When you click on links to various merchants on this site and make a purchase, this can result in this site earning a commission. Affiliate programs and affiliations include, but are not limited to, the eBay Partner Network.
Regular standard hi-temp dino grease is more than fine.
If you don't race the car, you rarely need to grease those toe links ends.
I originally purchased a tube of Mobil 1 for this purpose and it continually dripped all over the inside of the wheels until I flushed it out and replaced with good dino grease. Many other members had the same experience with Mobil 1 grease. It may have just been a bad batch, but... I think I'll stick with dino grease anyway.
So far with the dino grease, zero drips and holding up just fine. After a year and about 10k miles, the boots are still plump and the grease inside still appears like new.
Just like the non-greasable toe links on the non-Z51 cars, if you do not track the car, you can probably get away with never greasing the links ever and they'll last the life of the car.
When tracking the car, I believe the concern is that the extreme high heat emitted from the rear brake rotors is what will kill the toe link grease (as in stomping on the brakes at 100 mph every 30 seconds or whatever, continuously)... but if you're not tracking, this is not a concern and the grease in the links should last a good long time.
Mobil 1 drips. I bought a grease gun and loaded it with Mobil 1, but pulled back the leaver so it's not under pressure. Hung it on the wall in the garage because I'm not ready use it yet. A few days later I see this purple crap all over my tools and it was the grease gun dripping the purple Mobil 1 grease. It was 100+ degrees this week, but it proves it drips.
Haha. I think the list of things that people can never agree on goes likes this:
politics, religion, and lubrication
What I'm getting out of this thread is: people use Mobil1, Valvo synth and others. Nobody is having massive suspension failures with either, but several people say M1 drips.

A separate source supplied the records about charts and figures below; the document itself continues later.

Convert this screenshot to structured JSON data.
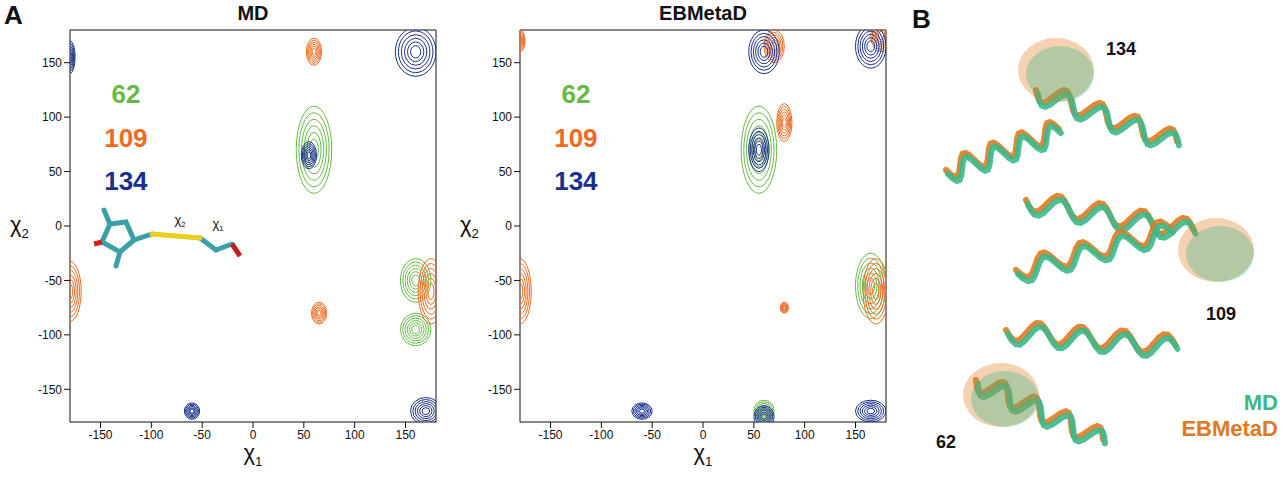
{
  "chart_data": [
    {
      "type": "contour",
      "title": "MD",
      "x_label": "χ1",
      "y_label": "χ2",
      "xlim": [
        -180,
        180
      ],
      "ylim": [
        -180,
        180
      ],
      "xticks": [
        -150,
        -100,
        -50,
        0,
        50,
        100,
        150
      ],
      "yticks": [
        -150,
        -100,
        -50,
        0,
        50,
        100,
        150
      ],
      "grid": false,
      "series": [
        {
          "name": "62",
          "color": "#66bb44",
          "contours": [
            {
              "x": 60,
              "y": 70,
              "width": 35,
              "height": 80
            },
            {
              "x": 160,
              "y": -50,
              "width": 30,
              "height": 40
            },
            {
              "x": 160,
              "y": -95,
              "width": 30,
              "height": 30
            }
          ]
        },
        {
          "name": "109",
          "color": "#f06a1f",
          "contours": [
            {
              "x": -180,
              "y": -60,
              "width": 22,
              "height": 55
            },
            {
              "x": 175,
              "y": -60,
              "width": 25,
              "height": 60
            },
            {
              "x": 65,
              "y": -80,
              "width": 15,
              "height": 20
            },
            {
              "x": 60,
              "y": 160,
              "width": 15,
              "height": 25
            }
          ]
        },
        {
          "name": "134",
          "color": "#1a2f8c",
          "contours": [
            {
              "x": 160,
              "y": 160,
              "width": 40,
              "height": 45
            },
            {
              "x": -180,
              "y": 155,
              "width": 10,
              "height": 30
            },
            {
              "x": 55,
              "y": 65,
              "width": 15,
              "height": 25
            },
            {
              "x": 170,
              "y": -170,
              "width": 30,
              "height": 25
            },
            {
              "x": -60,
              "y": -170,
              "width": 15,
              "height": 15
            }
          ]
        }
      ]
    },
    {
      "type": "contour",
      "title": "EBMetaD",
      "x_label": "χ1",
      "y_label": "χ2",
      "xlim": [
        -180,
        180
      ],
      "ylim": [
        -180,
        180
      ],
      "xticks": [
        -150,
        -100,
        -50,
        0,
        50,
        100,
        150
      ],
      "yticks": [
        -150,
        -100,
        -50,
        0,
        50,
        100,
        150
      ],
      "grid": false,
      "series": [
        {
          "name": "62",
          "color": "#66bb44",
          "contours": [
            {
              "x": 55,
              "y": 70,
              "width": 35,
              "height": 80
            },
            {
              "x": 165,
              "y": -55,
              "width": 30,
              "height": 60
            },
            {
              "x": 60,
              "y": -170,
              "width": 20,
              "height": 20
            }
          ]
        },
        {
          "name": "109",
          "color": "#f06a1f",
          "contours": [
            {
              "x": -180,
              "y": -60,
              "width": 22,
              "height": 60
            },
            {
              "x": 170,
              "y": -60,
              "width": 25,
              "height": 60
            },
            {
              "x": 175,
              "y": 175,
              "width": 20,
              "height": 30
            },
            {
              "x": 80,
              "y": 95,
              "width": 15,
              "height": 35
            },
            {
              "x": -180,
              "y": 170,
              "width": 10,
              "height": 20
            },
            {
              "x": 70,
              "y": 165,
              "width": 20,
              "height": 30
            },
            {
              "x": 80,
              "y": -75,
              "width": 8,
              "height": 10
            }
          ]
        },
        {
          "name": "134",
          "color": "#1a2f8c",
          "contours": [
            {
              "x": 55,
              "y": 70,
              "width": 20,
              "height": 40
            },
            {
              "x": 60,
              "y": 160,
              "width": 30,
              "height": 40
            },
            {
              "x": 165,
              "y": 165,
              "width": 30,
              "height": 40
            },
            {
              "x": -60,
              "y": -170,
              "width": 20,
              "height": 15
            },
            {
              "x": 165,
              "y": -170,
              "width": 30,
              "height": 20
            },
            {
              "x": 60,
              "y": -175,
              "width": 20,
              "height": 20
            }
          ]
        }
      ]
    }
  ],
  "panel_a": {
    "letter": "A",
    "inset_labels": [
      "χ2",
      "χ1"
    ]
  },
  "panel_b": {
    "letter": "B",
    "residues": [
      "134",
      "109",
      "62"
    ],
    "legend": [
      {
        "name": "MD",
        "color": "#3cb98a"
      },
      {
        "name": "EBMetaD",
        "color": "#e07a20"
      }
    ]
  }
}
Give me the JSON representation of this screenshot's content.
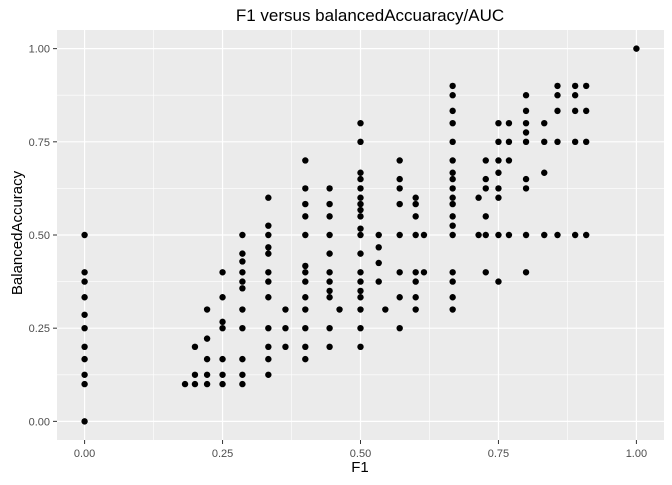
{
  "chart_data": {
    "type": "scatter",
    "title": "F1 versus balancedAccuaracy/AUC",
    "xlabel": "F1",
    "ylabel": "BalancedAccuracy",
    "xlim": [
      -0.05,
      1.05
    ],
    "ylim": [
      -0.05,
      1.05
    ],
    "x_ticks": [
      0,
      0.25,
      0.5,
      0.75,
      1
    ],
    "x_tick_labels": [
      "0.00",
      "0.25",
      "0.50",
      "0.75",
      "1.00"
    ],
    "y_ticks": [
      0,
      0.25,
      0.5,
      0.75,
      1
    ],
    "y_tick_labels": [
      "0.00",
      "0.25",
      "0.50",
      "0.75",
      "1.00"
    ],
    "grid": true,
    "legend": "none",
    "colors": {
      "panel": "#EBEBEB",
      "grid": "#FFFFFF",
      "point": "#000000",
      "text": "#4D4D4D",
      "title": "#000000"
    },
    "points": [
      {
        "x": 0,
        "y": 0
      },
      {
        "x": 0,
        "y": 0.1
      },
      {
        "x": 0,
        "y": 0.125
      },
      {
        "x": 0,
        "y": 0.167
      },
      {
        "x": 0,
        "y": 0.2
      },
      {
        "x": 0,
        "y": 0.25
      },
      {
        "x": 0,
        "y": 0.286
      },
      {
        "x": 0,
        "y": 0.333
      },
      {
        "x": 0,
        "y": 0.375
      },
      {
        "x": 0,
        "y": 0.4
      },
      {
        "x": 0,
        "y": 0.5
      },
      {
        "x": 0.182,
        "y": 0.1
      },
      {
        "x": 0.2,
        "y": 0.1
      },
      {
        "x": 0.2,
        "y": 0.125
      },
      {
        "x": 0.2,
        "y": 0.2
      },
      {
        "x": 0.222,
        "y": 0.1
      },
      {
        "x": 0.222,
        "y": 0.125
      },
      {
        "x": 0.222,
        "y": 0.167
      },
      {
        "x": 0.222,
        "y": 0.222
      },
      {
        "x": 0.222,
        "y": 0.3
      },
      {
        "x": 0.25,
        "y": 0.1
      },
      {
        "x": 0.25,
        "y": 0.125
      },
      {
        "x": 0.25,
        "y": 0.167
      },
      {
        "x": 0.25,
        "y": 0.25
      },
      {
        "x": 0.25,
        "y": 0.267
      },
      {
        "x": 0.25,
        "y": 0.333
      },
      {
        "x": 0.25,
        "y": 0.4
      },
      {
        "x": 0.286,
        "y": 0.1
      },
      {
        "x": 0.286,
        "y": 0.125
      },
      {
        "x": 0.286,
        "y": 0.167
      },
      {
        "x": 0.286,
        "y": 0.25
      },
      {
        "x": 0.286,
        "y": 0.3
      },
      {
        "x": 0.286,
        "y": 0.357
      },
      {
        "x": 0.286,
        "y": 0.375
      },
      {
        "x": 0.286,
        "y": 0.4
      },
      {
        "x": 0.286,
        "y": 0.429
      },
      {
        "x": 0.286,
        "y": 0.45
      },
      {
        "x": 0.286,
        "y": 0.5
      },
      {
        "x": 0.333,
        "y": 0.125
      },
      {
        "x": 0.333,
        "y": 0.167
      },
      {
        "x": 0.333,
        "y": 0.2
      },
      {
        "x": 0.333,
        "y": 0.25
      },
      {
        "x": 0.333,
        "y": 0.333
      },
      {
        "x": 0.333,
        "y": 0.375
      },
      {
        "x": 0.333,
        "y": 0.4
      },
      {
        "x": 0.333,
        "y": 0.45
      },
      {
        "x": 0.333,
        "y": 0.467
      },
      {
        "x": 0.333,
        "y": 0.5
      },
      {
        "x": 0.333,
        "y": 0.525
      },
      {
        "x": 0.333,
        "y": 0.6
      },
      {
        "x": 0.364,
        "y": 0.2
      },
      {
        "x": 0.364,
        "y": 0.25
      },
      {
        "x": 0.364,
        "y": 0.3
      },
      {
        "x": 0.4,
        "y": 0.167
      },
      {
        "x": 0.4,
        "y": 0.2
      },
      {
        "x": 0.4,
        "y": 0.25
      },
      {
        "x": 0.4,
        "y": 0.3
      },
      {
        "x": 0.4,
        "y": 0.333
      },
      {
        "x": 0.4,
        "y": 0.375
      },
      {
        "x": 0.4,
        "y": 0.4
      },
      {
        "x": 0.4,
        "y": 0.417
      },
      {
        "x": 0.4,
        "y": 0.5
      },
      {
        "x": 0.4,
        "y": 0.55
      },
      {
        "x": 0.4,
        "y": 0.583
      },
      {
        "x": 0.4,
        "y": 0.625
      },
      {
        "x": 0.4,
        "y": 0.7
      },
      {
        "x": 0.444,
        "y": 0.2
      },
      {
        "x": 0.444,
        "y": 0.25
      },
      {
        "x": 0.444,
        "y": 0.333
      },
      {
        "x": 0.444,
        "y": 0.35
      },
      {
        "x": 0.444,
        "y": 0.375
      },
      {
        "x": 0.444,
        "y": 0.4
      },
      {
        "x": 0.444,
        "y": 0.45
      },
      {
        "x": 0.444,
        "y": 0.5
      },
      {
        "x": 0.444,
        "y": 0.55
      },
      {
        "x": 0.444,
        "y": 0.583
      },
      {
        "x": 0.444,
        "y": 0.625
      },
      {
        "x": 0.462,
        "y": 0.3
      },
      {
        "x": 0.5,
        "y": 0.2
      },
      {
        "x": 0.5,
        "y": 0.25
      },
      {
        "x": 0.5,
        "y": 0.3
      },
      {
        "x": 0.5,
        "y": 0.333
      },
      {
        "x": 0.5,
        "y": 0.35
      },
      {
        "x": 0.5,
        "y": 0.375
      },
      {
        "x": 0.5,
        "y": 0.4
      },
      {
        "x": 0.5,
        "y": 0.45
      },
      {
        "x": 0.5,
        "y": 0.5
      },
      {
        "x": 0.5,
        "y": 0.517
      },
      {
        "x": 0.5,
        "y": 0.55
      },
      {
        "x": 0.5,
        "y": 0.567
      },
      {
        "x": 0.5,
        "y": 0.583
      },
      {
        "x": 0.5,
        "y": 0.6
      },
      {
        "x": 0.5,
        "y": 0.625
      },
      {
        "x": 0.5,
        "y": 0.65
      },
      {
        "x": 0.5,
        "y": 0.667
      },
      {
        "x": 0.5,
        "y": 0.75
      },
      {
        "x": 0.5,
        "y": 0.8
      },
      {
        "x": 0.533,
        "y": 0.375
      },
      {
        "x": 0.533,
        "y": 0.425
      },
      {
        "x": 0.533,
        "y": 0.467
      },
      {
        "x": 0.533,
        "y": 0.5
      },
      {
        "x": 0.545,
        "y": 0.3
      },
      {
        "x": 0.571,
        "y": 0.25
      },
      {
        "x": 0.571,
        "y": 0.333
      },
      {
        "x": 0.571,
        "y": 0.4
      },
      {
        "x": 0.571,
        "y": 0.5
      },
      {
        "x": 0.571,
        "y": 0.583
      },
      {
        "x": 0.571,
        "y": 0.625
      },
      {
        "x": 0.571,
        "y": 0.65
      },
      {
        "x": 0.571,
        "y": 0.7
      },
      {
        "x": 0.6,
        "y": 0.3
      },
      {
        "x": 0.6,
        "y": 0.333
      },
      {
        "x": 0.6,
        "y": 0.375
      },
      {
        "x": 0.6,
        "y": 0.4
      },
      {
        "x": 0.6,
        "y": 0.5
      },
      {
        "x": 0.6,
        "y": 0.55
      },
      {
        "x": 0.6,
        "y": 0.583
      },
      {
        "x": 0.6,
        "y": 0.6
      },
      {
        "x": 0.615,
        "y": 0.4
      },
      {
        "x": 0.615,
        "y": 0.5
      },
      {
        "x": 0.667,
        "y": 0.3
      },
      {
        "x": 0.667,
        "y": 0.333
      },
      {
        "x": 0.667,
        "y": 0.375
      },
      {
        "x": 0.667,
        "y": 0.4
      },
      {
        "x": 0.667,
        "y": 0.5
      },
      {
        "x": 0.667,
        "y": 0.525
      },
      {
        "x": 0.667,
        "y": 0.55
      },
      {
        "x": 0.667,
        "y": 0.583
      },
      {
        "x": 0.667,
        "y": 0.6
      },
      {
        "x": 0.667,
        "y": 0.625
      },
      {
        "x": 0.667,
        "y": 0.65
      },
      {
        "x": 0.667,
        "y": 0.667
      },
      {
        "x": 0.667,
        "y": 0.7
      },
      {
        "x": 0.667,
        "y": 0.75
      },
      {
        "x": 0.667,
        "y": 0.8
      },
      {
        "x": 0.667,
        "y": 0.833
      },
      {
        "x": 0.667,
        "y": 0.875
      },
      {
        "x": 0.667,
        "y": 0.9
      },
      {
        "x": 0.714,
        "y": 0.5
      },
      {
        "x": 0.714,
        "y": 0.6
      },
      {
        "x": 0.727,
        "y": 0.4
      },
      {
        "x": 0.727,
        "y": 0.5
      },
      {
        "x": 0.727,
        "y": 0.55
      },
      {
        "x": 0.727,
        "y": 0.625
      },
      {
        "x": 0.727,
        "y": 0.65
      },
      {
        "x": 0.727,
        "y": 0.7
      },
      {
        "x": 0.75,
        "y": 0.375
      },
      {
        "x": 0.75,
        "y": 0.5
      },
      {
        "x": 0.75,
        "y": 0.6
      },
      {
        "x": 0.75,
        "y": 0.625
      },
      {
        "x": 0.75,
        "y": 0.667
      },
      {
        "x": 0.75,
        "y": 0.7
      },
      {
        "x": 0.75,
        "y": 0.75
      },
      {
        "x": 0.75,
        "y": 0.8
      },
      {
        "x": 0.769,
        "y": 0.5
      },
      {
        "x": 0.769,
        "y": 0.7
      },
      {
        "x": 0.769,
        "y": 0.75
      },
      {
        "x": 0.769,
        "y": 0.8
      },
      {
        "x": 0.8,
        "y": 0.4
      },
      {
        "x": 0.8,
        "y": 0.5
      },
      {
        "x": 0.8,
        "y": 0.625
      },
      {
        "x": 0.8,
        "y": 0.65
      },
      {
        "x": 0.8,
        "y": 0.75
      },
      {
        "x": 0.8,
        "y": 0.775
      },
      {
        "x": 0.8,
        "y": 0.8
      },
      {
        "x": 0.8,
        "y": 0.833
      },
      {
        "x": 0.8,
        "y": 0.875
      },
      {
        "x": 0.833,
        "y": 0.5
      },
      {
        "x": 0.833,
        "y": 0.667
      },
      {
        "x": 0.833,
        "y": 0.75
      },
      {
        "x": 0.833,
        "y": 0.8
      },
      {
        "x": 0.857,
        "y": 0.5
      },
      {
        "x": 0.857,
        "y": 0.75
      },
      {
        "x": 0.857,
        "y": 0.833
      },
      {
        "x": 0.857,
        "y": 0.875
      },
      {
        "x": 0.857,
        "y": 0.9
      },
      {
        "x": 0.889,
        "y": 0.5
      },
      {
        "x": 0.889,
        "y": 0.75
      },
      {
        "x": 0.889,
        "y": 0.833
      },
      {
        "x": 0.889,
        "y": 0.875
      },
      {
        "x": 0.889,
        "y": 0.9
      },
      {
        "x": 0.909,
        "y": 0.5
      },
      {
        "x": 0.909,
        "y": 0.75
      },
      {
        "x": 0.909,
        "y": 0.833
      },
      {
        "x": 0.909,
        "y": 0.9
      },
      {
        "x": 1,
        "y": 1
      }
    ]
  }
}
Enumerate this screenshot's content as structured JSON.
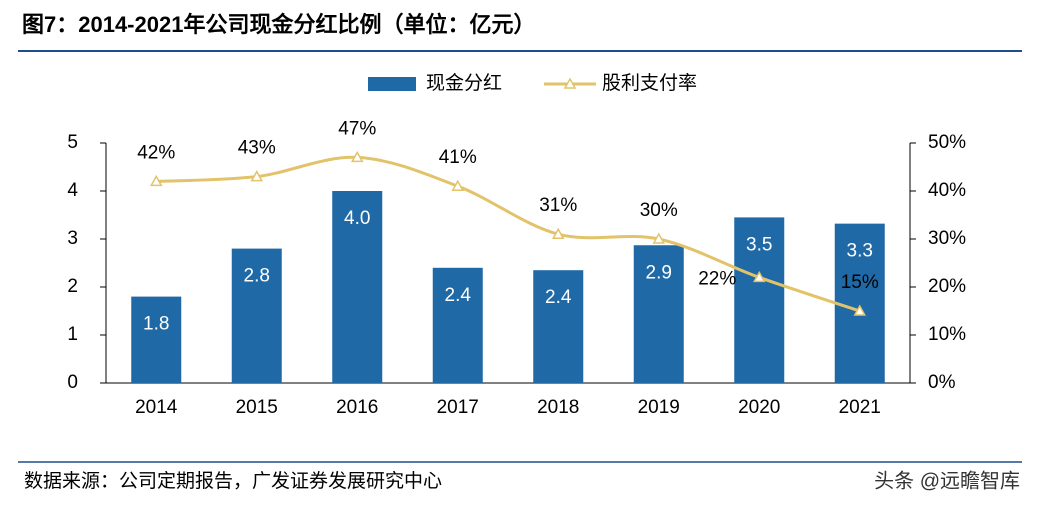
{
  "chart_data": {
    "type": "bar-line",
    "title": "图7：2014-2021年公司现金分红比例（单位：亿元）",
    "categories": [
      "2014",
      "2015",
      "2016",
      "2017",
      "2018",
      "2019",
      "2020",
      "2021"
    ],
    "series": [
      {
        "name": "现金分红",
        "type": "bar",
        "color": "#1f69a6",
        "values": [
          1.8,
          2.8,
          4.0,
          2.4,
          2.35,
          2.87,
          3.45,
          3.32
        ],
        "value_labels": [
          "1.8",
          "2.8",
          "4.0",
          "2.4",
          "2.4",
          "2.9",
          "3.5",
          "3.3"
        ]
      },
      {
        "name": "股利支付率",
        "type": "line",
        "axis": "y2",
        "color": "#e2c36a",
        "values": [
          42,
          43,
          47,
          41,
          31,
          30,
          22,
          15
        ],
        "value_labels": [
          "42%",
          "43%",
          "47%",
          "41%",
          "31%",
          "30%",
          "22%",
          "15%"
        ]
      }
    ],
    "ylim": [
      0,
      5
    ],
    "yticks": [
      0,
      1,
      2,
      3,
      4,
      5
    ],
    "y2lim": [
      0,
      50
    ],
    "y2ticks": [
      {
        "value": 0,
        "label": "0%"
      },
      {
        "value": 10,
        "label": "10%"
      },
      {
        "value": 20,
        "label": "20%"
      },
      {
        "value": 30,
        "label": "30%"
      },
      {
        "value": 40,
        "label": "40%"
      },
      {
        "value": 50,
        "label": "50%"
      }
    ],
    "legend": "top",
    "source": "数据来源：公司定期报告，广发证券发展研究中心",
    "watermark": "头条 @远瞻智库"
  }
}
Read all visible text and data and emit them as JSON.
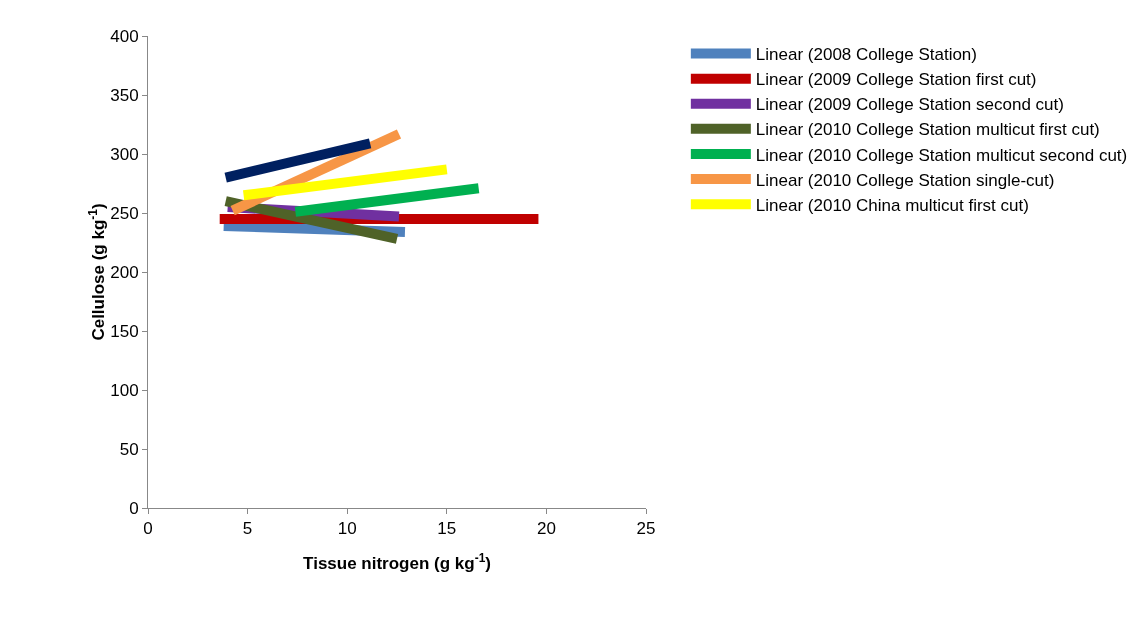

The dripping is caused by the oil separating from the soap base. Most greases separate to some degree, but the Mobil 1 seems to be excessive.
I went with Valvoline synthetic to avoid the problem many were experiencing...it meets the required lube specs and says so on the tube. The Valvoline also will leak oil residue out of the gun, but it doesn't drip on my wheels and that's what I meant to avoid.